Outro funcionário, com cargo de gerência em uma das empresas assaltadas, afirma que foi necessário alterar as ferramentas de segurança após o roubo. Ele relata que as vítimas que permaneceram na mira dos criminosos ficaram traumatizadas, especialmente porque o grupo demonstrou conhecer suas rotinas:

— Não conseguiam nem trabalhar direito por conta do trauma. Tivemos de mudar toda a rotina, principalmente a segurança. Adotamos quase uma rotina de banco. Eles (ladrões) têm mais informações do que a gente mesmo. Sabem quando vai chegar o produto, que horas e que já está no depósito.

O gerente afirma que os assaltantes procuram não necessariamente os celulares de maior valor, mas sim aqueles que têm maior circulação. O que, para ele, também evidencia que possuem conhecimento sobre o mercado:

— Eles sabem inclusive os modelos que estão no depósito, escolhem o de alto giro. O celular da moda. Nem sempre vão lá no mais caro. Vão no que é mais fácil de repassar.


Rigor na seleção de funcionários

O Sindicato dos Transportadores de Cargas (Setcergs) confirma que a carga de eletroeletrônico é a mais visada atualmente e reconhece a existência da possibilidade de funcionários de transportadoras envolvidos com quadrilhas. Uma prova disso é o fato de frequentemente há ladrões usando informações consistentes e atuando normalmente sob encomenda ou com prévio ajuste para a distribuição dos produtos roubados.

— São sugeridas em todos os encontros ou diretamente para transportadoras o rigor na seleção de funcionários, treinamento adequado e condutas específicas de segurança, inclusive condutas defensivas — afirma João Carlos Trindade, ex-comandante-Geral da Brigada Militar e da Comissão de Segurança do Setcergs.

Ele diz que apoia integralmente as ações de investigação e ressalta que tem recomendado a exigência de rigor na contratação de motoristas e funcionários. O Setcergs defende também mais comunicação entre o poder púbico e empresas para que as polícias possam saber e monitorar, por exemplo, algum caso de transporte ou armazenamento de cargas de alto valor.

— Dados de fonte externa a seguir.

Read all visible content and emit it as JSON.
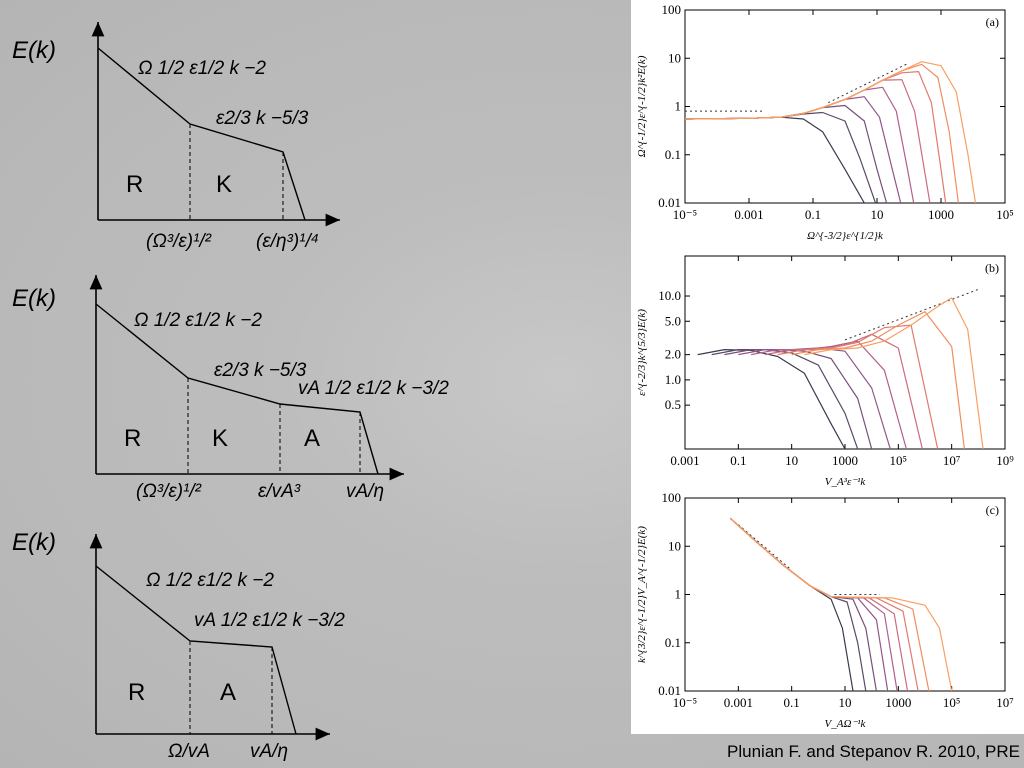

— Seria uma medida preventiva e uma forma de alerta para tentar evitar algum possível roubo —  argumenta Trindade.

Contraponto

FedEx Express:
"A segurança e proteção de nossos colaboradores e da carga dos nossos clientes são nossas maiores prioridades e cooperamos com as autoridades nas investigações de atividades criminosas visando nossas operações. Contamos com diversos níveis de proteção e continuamos aprimorando nosso programa de segurança. Nós não divulgamos detalhes das nossas medidas de segurança."

Latam:
"A Latam Cargo Brasil informa que está colaborando com as autoridades policiais nas investigações."

Multisom:

A direção da Multisom afirmou que prestou apoio aos funcionários vítimas do ataque ocorrido em novembro do ano passado, que alterou regras de segurança e que está colaborando com as investigações.